Even Astrobot, who could not speak because there was a quiz going on in her class, slipped her poem in the chat, and Mia’s son Jude (who is an active class participant) read her poem for us.
Is it really bad
The color of one’s skin?
The way they worship
Or the place they call their home?
There are different cultures
Ways to see the world
They are at their roots
Much the same
The same species
So why kill
For these differences?
They make us beautiful
Make us proud
Proud to be ourselves
This united human race
The bus rides in repeat circles
And after the bus tour, Geoff has set up Laura and her Rahway students with their own YWP community web site. Fantaassssstic.
I was moved by the challenging topics and powerful responses by the YWP writers; I reached back to find some examples of writing my Mom saved from me in 6th grade and 8th grade, and while nostalgic, it seemed so much more naive.
— Alan Levine ? (@cogdog) March 20, 2017
And it lead Mia and I to plan a spoken poetry session with our students this week.

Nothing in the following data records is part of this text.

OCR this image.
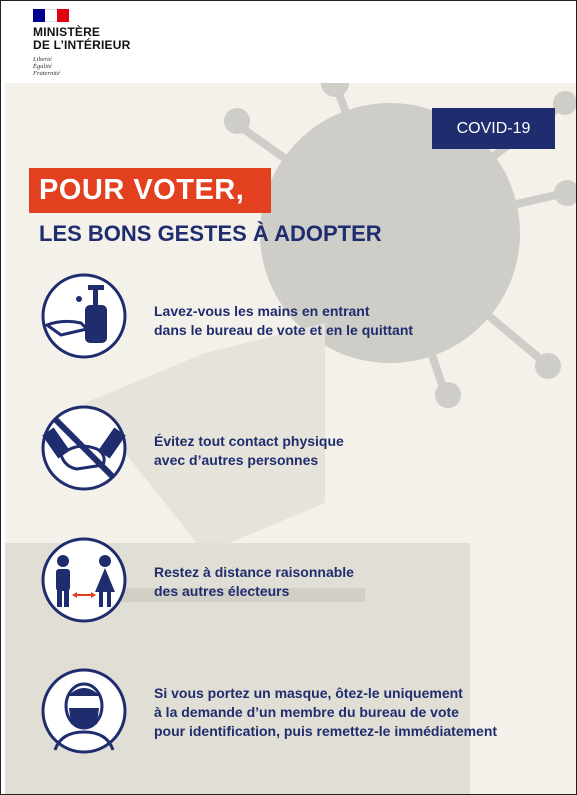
MINISTÈRE
DE L’INTÉRIEUR
Liberté
Égalité
Fraternité
COVID-19
POUR VOTER,
LES BONS GESTES À ADOPTER
Lavez-vous les mains en entrant
dans le bureau de vote et en le quittant
Évitez tout contact physique
avec d’autres personnes
Restez à distance raisonnable
des autres électeurs
Si vous portez un masque, ôtez-le uniquement
à la demande d’un membre du bureau de vote
pour identification, puis remettez-le immédiatement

What we are doing is hardly novel or revolutionary, but is striking me, how effective it can be to get people together who do not know each other, from other parts of the world, for an agenda-less and presentation-less conversation. It’s a lesson learned from the Virtually Connecting experience. That maybe just by talking to others, elsewhere, we can do better for understanding than what the buzz of social media or the burn of mainstream media provides.
The next two bus tours, to Australia with Kate Bowles this week and to American University Cairo next (with Maha Bali, Hoda Mostafa, and Sherif Osman) have a connected theme (it happened on it’s own) of the stories of student experience on campus…. or as Kate eloquently described it
I’m thinking: would it be interesting to ask students to photograph an image of a place on campus where something meaningful has happened for them, to them? A place of memory or resonance, for any reason.
As an example, I have a friend whose dad came to her graduation, and then after he died she felt she could always remember where she saw him sitting on a wall after her graduation ceremony. So this is still about spaces and places, but it’s about recognising that we all personalise spaces that we frequent because we have personal memories.
We are experimenting with before the hangouts, have the students from each place look at the web sites of the others to find out the way the institution describes student life, so again, trying to balance what the web says about a place with what the students there share.
The planning for this is rather loose (an understatement) with a few emails or DMs for logistics, and an idea for the activity that unrolls a few days before we publish it.
Loose planning is different from under planning; and it takes me back to one of the first lessons I got in this game, as a young instructional technologist at the Maricopa Community Colleges. I was in charge of planning the large year end faculty development retreat our office ran and was literally sick with nerves about planning the activities (asking some 150 people to spend a day doing stuff). My mentor, then Vice Chancellor of Academic Affairs Alfredo de los Santos, told me that all I needed to do was get people in a room with something meaningful to do– that they would take care of the rest.
Alfredo was, and is, so right.
Loose hands on the wheel is the way to go, then and now.